Suncor plans to cut an ecologically sensitive northern Alberta wetland in half with a wall that will be 14-kilometres long and between 20 and 70-metres deep. Scottish scientist Dr. Lorna Harris co-authored a review of the project for the AWA. She says that if a project as significant as McClelland Lake came before the regulator in Scotland, it would have received much more public attention.
“It wouldn’t have been a simple, ‘yes, go ahead,’” she told Energi Media. “This would’ve been significant damage to a high-integrity peatland…[in], Scotland very rare, very unusual. So, it would be very controversial.”
The issue barely raises an eyebrow in Alberta. In fact, Suncor is miffed that the AER is even thinking about granting the AWA’s request to reconsider approval. It argues that acquiescing to the environmental group will play into industry opponents’ hands.
“Granting the (association’s) request … would endorse (its) strategy, which appears to be to undermine Alberta’s regulatory system and to create a disconcerting precedent whereby requestors could utilize the (regulator’s) reconsideration powers to intentionally boycott (its) processes and subsequently compel new and unnecessary processes,” the filing says, as reported by Bob Weber of the Canadian Press.
AER already captured by oil and gas industry
“Undermine Alberta’s regulatory system” is an interesting phrase. As Energi Media explained in Unethical Oil Part 2: Alberta’s Orphan Well Crisis, from the very first legislation in 1938, the provincial regulator’s primary purpose has been to keep the oil and gas industry profitable and expanding. Protecting the public interest has always been secondary to protecting the industry’s interest, as Professor Jason Maclean explains in the interview above.
The McClelland Lake project had already been approved. Phillip Meintzer of the AWA says his organization didn’t participate in early review processes because it assumed, based upon plenty of experience with the AER’s approval process, that its voice would be ignored. To the great surprise of critics, that didn’t happen this time.
Why?
Former AER employee Chris Severson-Baker, now executive director of think tank Pembina Institute, says that historically the regulator goes through cycles during which it acts progressively more captured, then public scrutiny (usually caused by a highly visible incident like Imperial Oil’s Kearl leak and spill earlier this year) forces it to be more sensitive to the public interest part of its mandate.

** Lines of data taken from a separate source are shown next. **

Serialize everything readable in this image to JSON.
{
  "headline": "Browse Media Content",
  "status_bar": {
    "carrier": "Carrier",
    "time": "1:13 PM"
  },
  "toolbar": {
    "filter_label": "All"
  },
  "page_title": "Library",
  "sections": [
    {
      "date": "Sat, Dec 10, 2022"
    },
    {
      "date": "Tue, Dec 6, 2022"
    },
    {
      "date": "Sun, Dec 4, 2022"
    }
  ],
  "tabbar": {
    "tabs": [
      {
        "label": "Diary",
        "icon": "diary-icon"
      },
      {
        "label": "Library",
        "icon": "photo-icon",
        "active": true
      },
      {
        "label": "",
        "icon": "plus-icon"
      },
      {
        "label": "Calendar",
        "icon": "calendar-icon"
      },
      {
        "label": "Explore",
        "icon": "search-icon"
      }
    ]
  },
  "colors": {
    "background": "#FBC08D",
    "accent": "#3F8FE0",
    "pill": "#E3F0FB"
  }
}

Is that what happened in this case? Who knows? The AER is infamous for jealously guarding information and not giving interviews to journalists.
“Maybe it’s time we had a process that opens it up,” Meintzer told CP. “Maybe we need more room for public comment on these processes.”
If the process were opened up, one of the questions that should be asked of Suncor (which isn’t any better than the AER about granting interviews) is why they’re embarking on the McClelland Lake project just a few years away from global peak oil demand.
What happens if market conditions dramatically change (and prices fall) shortly after McClelland Lake begins producing bitumen? How will Suncor pay for reclamation?
Given the degree of disruption in the global energy system, 2023 seems like a very odd time for Suncor to expect rapid approval and little public input into the development of such a sensitive northern ecosystem. Times have changed, can the regulator change with them and perhaps take a moment for sober reflection about McClelland Lake?
Now might be the time for the AER to begin rehabilitating its “Alberta Energy Facilitator” image.